Дальше все как-то механически понеслось, и так и ушел Фома Фомич на войну священную, оставив в памяти Марии Кузминичны только лик свой небритый, да застарелый запах дыма табачного. Быстро все произошло. До беспамятства быстро.

А как клацнули буферами вагоны, и скрылся в жаркой пыльной мгле заплаканный часовой на последней площадке состава, так словно остановилось время, и не стало ему ни конца, ни краю, ни измерения.

Особенно на работе.

Если бы не вера в непременное и скорое прибавление семейства, совсем было бы невмочь Марии Кузминичне. Но первые, самые долгие, тревожные дни и недели думала она даже не столько о Фоме Фомиче, потому как не могла его павшим представить, а в основном о сыне их будущем. И прислушивалась она к телу своему, пытаясь самое начало жизни новой в себе уловить и осознать. Вечерами даже с дотошностью разглядывала она живот свой на предмет его безмерного увеличения, но дни шли за днями, а живот не только не рос, а скорее опадал, да старческими жилками покрывался. Лишь в августе со всей непреложностью пришла к ней правда жизни, и тогда поняла Мария Кузминична свое заблуждение и горе истинное. Слава Богу, хоть ничего мужу сообщить не успела и значит зазря раны старой не потревожила.
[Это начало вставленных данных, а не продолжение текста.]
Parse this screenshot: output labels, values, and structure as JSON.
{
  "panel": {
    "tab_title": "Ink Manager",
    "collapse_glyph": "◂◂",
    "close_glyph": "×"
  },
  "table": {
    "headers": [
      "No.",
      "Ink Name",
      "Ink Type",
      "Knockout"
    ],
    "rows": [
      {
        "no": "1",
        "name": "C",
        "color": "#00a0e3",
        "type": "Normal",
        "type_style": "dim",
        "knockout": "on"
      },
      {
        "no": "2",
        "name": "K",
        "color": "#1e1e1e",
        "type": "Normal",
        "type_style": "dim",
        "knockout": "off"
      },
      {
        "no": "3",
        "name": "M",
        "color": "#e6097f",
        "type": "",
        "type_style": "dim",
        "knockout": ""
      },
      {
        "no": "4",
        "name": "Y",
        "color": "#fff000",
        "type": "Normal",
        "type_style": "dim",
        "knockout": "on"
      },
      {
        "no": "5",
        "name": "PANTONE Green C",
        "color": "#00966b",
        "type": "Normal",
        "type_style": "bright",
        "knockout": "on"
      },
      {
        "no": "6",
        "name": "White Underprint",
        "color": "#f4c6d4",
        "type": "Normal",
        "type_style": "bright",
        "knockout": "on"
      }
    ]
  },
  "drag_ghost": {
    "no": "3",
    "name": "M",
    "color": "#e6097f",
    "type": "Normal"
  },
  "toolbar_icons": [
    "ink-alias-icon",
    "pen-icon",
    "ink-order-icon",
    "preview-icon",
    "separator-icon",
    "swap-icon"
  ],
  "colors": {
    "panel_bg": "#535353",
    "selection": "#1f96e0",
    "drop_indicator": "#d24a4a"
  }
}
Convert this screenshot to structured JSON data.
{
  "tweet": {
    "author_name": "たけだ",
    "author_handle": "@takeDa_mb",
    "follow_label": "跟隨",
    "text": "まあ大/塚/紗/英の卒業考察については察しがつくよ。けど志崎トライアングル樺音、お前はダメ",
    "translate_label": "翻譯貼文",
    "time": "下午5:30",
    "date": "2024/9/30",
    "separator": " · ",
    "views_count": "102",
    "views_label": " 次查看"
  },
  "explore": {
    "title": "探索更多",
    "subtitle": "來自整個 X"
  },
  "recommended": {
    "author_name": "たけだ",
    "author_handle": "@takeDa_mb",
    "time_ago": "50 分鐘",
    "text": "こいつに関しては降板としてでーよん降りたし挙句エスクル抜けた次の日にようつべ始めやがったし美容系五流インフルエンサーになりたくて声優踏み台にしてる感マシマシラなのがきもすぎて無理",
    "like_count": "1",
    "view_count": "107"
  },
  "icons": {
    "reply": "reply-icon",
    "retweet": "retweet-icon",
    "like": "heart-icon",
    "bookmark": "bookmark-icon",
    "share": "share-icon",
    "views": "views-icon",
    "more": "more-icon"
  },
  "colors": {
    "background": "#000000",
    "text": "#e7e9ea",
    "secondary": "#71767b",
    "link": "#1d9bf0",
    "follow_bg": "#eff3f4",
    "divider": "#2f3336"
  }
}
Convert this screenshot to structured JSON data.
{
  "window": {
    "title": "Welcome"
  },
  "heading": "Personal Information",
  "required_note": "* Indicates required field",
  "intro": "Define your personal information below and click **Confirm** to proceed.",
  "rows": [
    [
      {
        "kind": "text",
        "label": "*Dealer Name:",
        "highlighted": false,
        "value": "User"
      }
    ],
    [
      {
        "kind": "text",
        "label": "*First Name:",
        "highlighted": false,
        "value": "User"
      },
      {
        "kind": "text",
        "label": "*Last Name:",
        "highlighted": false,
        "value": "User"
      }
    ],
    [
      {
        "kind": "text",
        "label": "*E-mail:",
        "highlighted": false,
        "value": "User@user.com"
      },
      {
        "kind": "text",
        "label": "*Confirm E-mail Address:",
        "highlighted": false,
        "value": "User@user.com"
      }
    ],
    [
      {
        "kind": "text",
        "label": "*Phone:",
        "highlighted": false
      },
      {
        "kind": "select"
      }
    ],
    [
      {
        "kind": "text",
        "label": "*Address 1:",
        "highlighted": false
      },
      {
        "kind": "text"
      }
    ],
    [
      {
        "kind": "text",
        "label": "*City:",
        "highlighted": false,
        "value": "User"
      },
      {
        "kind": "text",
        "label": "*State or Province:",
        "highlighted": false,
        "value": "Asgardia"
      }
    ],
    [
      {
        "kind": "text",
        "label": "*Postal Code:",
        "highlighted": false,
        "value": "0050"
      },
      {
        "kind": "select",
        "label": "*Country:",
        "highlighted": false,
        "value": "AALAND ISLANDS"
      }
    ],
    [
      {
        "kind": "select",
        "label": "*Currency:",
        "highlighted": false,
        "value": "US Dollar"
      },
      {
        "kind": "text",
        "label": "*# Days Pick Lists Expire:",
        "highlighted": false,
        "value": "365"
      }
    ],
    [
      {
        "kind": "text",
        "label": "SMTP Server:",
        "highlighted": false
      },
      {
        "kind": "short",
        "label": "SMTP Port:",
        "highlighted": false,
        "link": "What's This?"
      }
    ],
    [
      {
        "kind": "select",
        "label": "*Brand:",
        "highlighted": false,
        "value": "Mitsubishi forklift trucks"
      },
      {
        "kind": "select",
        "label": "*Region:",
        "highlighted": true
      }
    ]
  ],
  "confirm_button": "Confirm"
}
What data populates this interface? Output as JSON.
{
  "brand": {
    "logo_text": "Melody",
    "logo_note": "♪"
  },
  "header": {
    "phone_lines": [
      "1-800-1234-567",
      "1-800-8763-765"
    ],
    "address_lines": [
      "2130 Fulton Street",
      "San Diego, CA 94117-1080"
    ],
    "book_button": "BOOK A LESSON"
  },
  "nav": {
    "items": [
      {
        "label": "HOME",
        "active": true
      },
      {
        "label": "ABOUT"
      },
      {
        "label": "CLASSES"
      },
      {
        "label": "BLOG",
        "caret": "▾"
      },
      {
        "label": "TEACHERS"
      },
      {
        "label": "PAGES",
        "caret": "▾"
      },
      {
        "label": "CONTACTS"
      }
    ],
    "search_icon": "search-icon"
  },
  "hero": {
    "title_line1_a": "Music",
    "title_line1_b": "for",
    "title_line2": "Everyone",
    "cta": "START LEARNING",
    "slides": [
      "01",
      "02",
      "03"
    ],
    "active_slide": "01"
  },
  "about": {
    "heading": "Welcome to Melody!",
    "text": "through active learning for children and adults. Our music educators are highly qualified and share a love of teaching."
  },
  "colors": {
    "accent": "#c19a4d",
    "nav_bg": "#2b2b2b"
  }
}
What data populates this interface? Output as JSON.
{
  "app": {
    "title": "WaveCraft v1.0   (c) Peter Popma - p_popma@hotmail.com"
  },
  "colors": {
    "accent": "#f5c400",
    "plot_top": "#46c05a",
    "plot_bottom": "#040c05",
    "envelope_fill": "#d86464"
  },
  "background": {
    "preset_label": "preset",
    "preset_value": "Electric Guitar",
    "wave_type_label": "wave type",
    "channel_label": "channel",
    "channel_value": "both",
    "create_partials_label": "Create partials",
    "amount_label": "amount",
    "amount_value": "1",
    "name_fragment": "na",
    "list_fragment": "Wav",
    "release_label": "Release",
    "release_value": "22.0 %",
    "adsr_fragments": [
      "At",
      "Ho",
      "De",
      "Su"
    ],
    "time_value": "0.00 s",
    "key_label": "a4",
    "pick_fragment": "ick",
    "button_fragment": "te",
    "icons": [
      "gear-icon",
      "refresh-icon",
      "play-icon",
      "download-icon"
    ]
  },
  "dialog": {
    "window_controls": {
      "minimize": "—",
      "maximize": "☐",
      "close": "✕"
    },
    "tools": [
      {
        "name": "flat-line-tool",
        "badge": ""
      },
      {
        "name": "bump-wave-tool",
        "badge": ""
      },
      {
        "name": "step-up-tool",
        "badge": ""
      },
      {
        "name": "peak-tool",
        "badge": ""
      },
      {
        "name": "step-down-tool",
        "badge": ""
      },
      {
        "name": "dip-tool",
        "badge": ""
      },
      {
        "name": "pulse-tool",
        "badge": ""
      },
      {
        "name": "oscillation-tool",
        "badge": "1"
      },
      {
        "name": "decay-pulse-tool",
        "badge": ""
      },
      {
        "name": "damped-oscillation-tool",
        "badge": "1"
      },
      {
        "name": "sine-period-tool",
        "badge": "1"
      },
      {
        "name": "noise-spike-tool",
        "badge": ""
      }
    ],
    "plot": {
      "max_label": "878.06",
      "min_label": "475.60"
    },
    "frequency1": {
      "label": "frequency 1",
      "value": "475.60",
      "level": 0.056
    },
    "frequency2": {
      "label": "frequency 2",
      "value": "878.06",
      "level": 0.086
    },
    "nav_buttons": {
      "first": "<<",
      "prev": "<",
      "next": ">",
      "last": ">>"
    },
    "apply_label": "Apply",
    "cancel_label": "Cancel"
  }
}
И Фома Фомич в своих письмах темы этой вовсе не касался, а все больше скорую победу, да прежнее их житье-бытье описывал.

Никогда ранее не думала Мария Кузминична, что так много памяти содержала их обычная и вроде бы небогатая на события жизнь. А тут оказалось, что когда-то и в лодке при луне катались, и песни пели, и не только про копейки трудовые да работу говорили.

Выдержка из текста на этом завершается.